Just got to costco. Where are you?
Liquor aisle, bring another cart.
Puking in one of the stalls, a guy ran in and started puking in the other stall... In between heaves we told each other our names; i found out that it was my old best friend that moved away in the 8th grade
There's a lady carrying her kids toy animals in a crown royal bag. Mom of the year.
Someone changed my text signature to "Also, I think I might be gay" last night. Also, I think I might be gay
Tequila bombs in champagne seemed like a good idea at the time.
That's why I don't chug things. Because when I was a freshman in college tequila came out my nose.
Would it be tacky of me to tell the two girls I just found out he's been sleeping with on the side that I've been having gay sex with him all semester?
My bed is full of blood and feathers
BTW send me your address and size of condoms you wish your lover was-- "if you build it, they will come"

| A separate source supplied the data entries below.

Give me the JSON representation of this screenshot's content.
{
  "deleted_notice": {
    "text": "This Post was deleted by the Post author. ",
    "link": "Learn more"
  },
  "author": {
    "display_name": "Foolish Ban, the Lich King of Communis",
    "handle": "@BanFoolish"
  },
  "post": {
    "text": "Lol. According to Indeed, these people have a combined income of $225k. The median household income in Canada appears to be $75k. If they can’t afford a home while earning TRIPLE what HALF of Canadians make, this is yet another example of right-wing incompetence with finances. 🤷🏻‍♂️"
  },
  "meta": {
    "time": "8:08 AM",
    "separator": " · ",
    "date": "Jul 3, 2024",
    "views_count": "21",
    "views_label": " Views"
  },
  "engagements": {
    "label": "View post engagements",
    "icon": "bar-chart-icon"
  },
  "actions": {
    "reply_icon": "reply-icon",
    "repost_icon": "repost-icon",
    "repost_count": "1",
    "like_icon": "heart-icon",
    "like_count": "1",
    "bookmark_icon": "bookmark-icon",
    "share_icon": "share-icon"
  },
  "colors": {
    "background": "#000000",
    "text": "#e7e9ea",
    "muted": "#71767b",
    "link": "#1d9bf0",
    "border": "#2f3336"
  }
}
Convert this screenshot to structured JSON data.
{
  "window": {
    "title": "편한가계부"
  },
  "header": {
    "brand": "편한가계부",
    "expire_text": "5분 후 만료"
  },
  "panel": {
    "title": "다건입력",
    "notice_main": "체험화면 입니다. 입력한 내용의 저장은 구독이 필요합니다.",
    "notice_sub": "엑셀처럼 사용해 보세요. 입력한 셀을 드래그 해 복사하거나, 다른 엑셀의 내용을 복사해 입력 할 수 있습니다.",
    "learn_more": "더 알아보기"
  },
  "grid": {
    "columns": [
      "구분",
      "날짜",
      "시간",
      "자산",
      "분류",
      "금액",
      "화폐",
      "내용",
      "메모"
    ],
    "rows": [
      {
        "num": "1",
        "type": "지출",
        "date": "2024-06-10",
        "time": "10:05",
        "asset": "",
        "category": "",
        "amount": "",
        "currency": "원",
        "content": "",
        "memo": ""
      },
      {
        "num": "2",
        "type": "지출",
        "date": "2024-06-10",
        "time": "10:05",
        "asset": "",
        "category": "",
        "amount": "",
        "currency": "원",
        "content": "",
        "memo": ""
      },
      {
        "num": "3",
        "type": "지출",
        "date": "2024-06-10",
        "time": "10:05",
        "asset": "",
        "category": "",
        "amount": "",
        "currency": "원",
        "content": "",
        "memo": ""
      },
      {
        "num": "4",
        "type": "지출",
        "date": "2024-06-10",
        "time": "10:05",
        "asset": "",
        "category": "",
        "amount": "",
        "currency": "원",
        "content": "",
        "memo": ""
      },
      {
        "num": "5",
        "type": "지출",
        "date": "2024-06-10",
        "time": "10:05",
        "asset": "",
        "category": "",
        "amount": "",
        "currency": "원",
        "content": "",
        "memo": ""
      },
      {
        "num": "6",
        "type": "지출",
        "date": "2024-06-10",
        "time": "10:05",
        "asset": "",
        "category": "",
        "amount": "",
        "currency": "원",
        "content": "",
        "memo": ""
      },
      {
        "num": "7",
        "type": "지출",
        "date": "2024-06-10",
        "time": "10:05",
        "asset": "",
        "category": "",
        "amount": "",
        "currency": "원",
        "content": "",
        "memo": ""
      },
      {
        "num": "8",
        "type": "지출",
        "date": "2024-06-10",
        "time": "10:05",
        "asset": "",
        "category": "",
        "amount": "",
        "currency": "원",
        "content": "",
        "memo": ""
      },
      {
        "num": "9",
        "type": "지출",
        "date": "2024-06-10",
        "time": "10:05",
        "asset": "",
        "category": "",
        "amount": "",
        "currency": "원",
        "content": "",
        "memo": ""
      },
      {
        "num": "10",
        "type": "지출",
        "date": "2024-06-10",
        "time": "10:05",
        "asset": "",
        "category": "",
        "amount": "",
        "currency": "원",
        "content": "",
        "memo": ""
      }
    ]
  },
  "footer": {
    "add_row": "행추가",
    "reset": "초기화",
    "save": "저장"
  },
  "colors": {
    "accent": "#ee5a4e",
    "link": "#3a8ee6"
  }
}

I can feel your movements against the shared wall we are leaning up against. It makes me feel as though we are one. Queue Pocahontas song...
I'm at an awkward stage of not being able to tell if I wanna keep having fun or if I need to die in bed
i don't know what body building stuff he's on, but his cum is basically a 5 hour energy shot.
Had to leave my skype meeting to vomit. I'm obviously ready for the real world.
One of my pillows is missing but it's cool because there is a beef stick.